Deux camions, deux équipages (Yves Montand et Charles Vanel, Folco Lulli et Peter Van Eyck) convoient à travers le relief hostile d'un pays d'Amérique centrale de la nitroglycérine destinée à éteindre l'incendie d'un puits de pétrole.
On a retenu du film de Clouzot, adapté d'un roman de Georges Arnaud, les conditions extrêmes et dramatiques d'un voyage au danger omniprésent et au suspens continu. On se souvient aussi de l'investissement total, manifeste et non feint, que Clouzot a su imposer au long d'un périple éreintant au jeune Montand et au moins jeune Vanel.

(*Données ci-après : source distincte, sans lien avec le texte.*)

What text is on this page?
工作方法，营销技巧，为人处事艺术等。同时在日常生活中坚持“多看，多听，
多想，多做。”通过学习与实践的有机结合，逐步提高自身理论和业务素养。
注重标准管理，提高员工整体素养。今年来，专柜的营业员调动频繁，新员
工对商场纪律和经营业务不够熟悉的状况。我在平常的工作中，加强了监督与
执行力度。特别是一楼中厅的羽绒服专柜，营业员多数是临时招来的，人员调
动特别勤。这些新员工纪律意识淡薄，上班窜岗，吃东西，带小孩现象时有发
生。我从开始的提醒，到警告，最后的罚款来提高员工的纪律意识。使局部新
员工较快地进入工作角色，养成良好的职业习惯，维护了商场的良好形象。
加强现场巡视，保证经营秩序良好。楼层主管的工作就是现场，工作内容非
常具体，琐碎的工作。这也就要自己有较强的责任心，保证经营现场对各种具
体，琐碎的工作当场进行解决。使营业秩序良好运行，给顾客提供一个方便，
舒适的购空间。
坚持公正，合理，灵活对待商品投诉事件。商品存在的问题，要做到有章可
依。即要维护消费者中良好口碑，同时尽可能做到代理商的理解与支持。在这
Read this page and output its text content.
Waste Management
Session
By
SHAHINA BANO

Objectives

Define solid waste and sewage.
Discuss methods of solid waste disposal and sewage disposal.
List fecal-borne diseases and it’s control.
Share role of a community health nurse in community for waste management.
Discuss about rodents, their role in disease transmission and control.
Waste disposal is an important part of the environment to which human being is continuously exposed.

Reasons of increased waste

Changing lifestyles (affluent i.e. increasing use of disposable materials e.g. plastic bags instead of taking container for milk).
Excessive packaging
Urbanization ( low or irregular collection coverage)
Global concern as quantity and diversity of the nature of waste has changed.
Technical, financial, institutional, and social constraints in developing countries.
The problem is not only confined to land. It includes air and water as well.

Pour autant, le long préambule qui forme la première partie du film, avant que les protagonistes poussés par l'appât du gain ne postulent à la mission quasi suicidaire, constitue un remarquable moment de cinéma en même temps qu'un aperçu de la vision désenchantée que Clouzot a de l'humanité. En quelques plans, le cinéaste plante un décor réaliste, celui d'une ville (aux allures mexicaines) où des aventuriers de toutes nationalités végètent, désoeuvrés et désargentés, croupissant dans la même misère que la population autochtone. C'est un microcosme authentique et, peut-être, symbolique de la diversité des caractères humains -dont on verra, concernant les personnages de Jo et Mario comment ils évoluent dans l'action périlleuse- sinon de la condition humaine considérée par Clouzot.
Ce cinéma-là n'a pas vieilli parce qu'il témoigne, dans son âpreté, d'une exigence constante.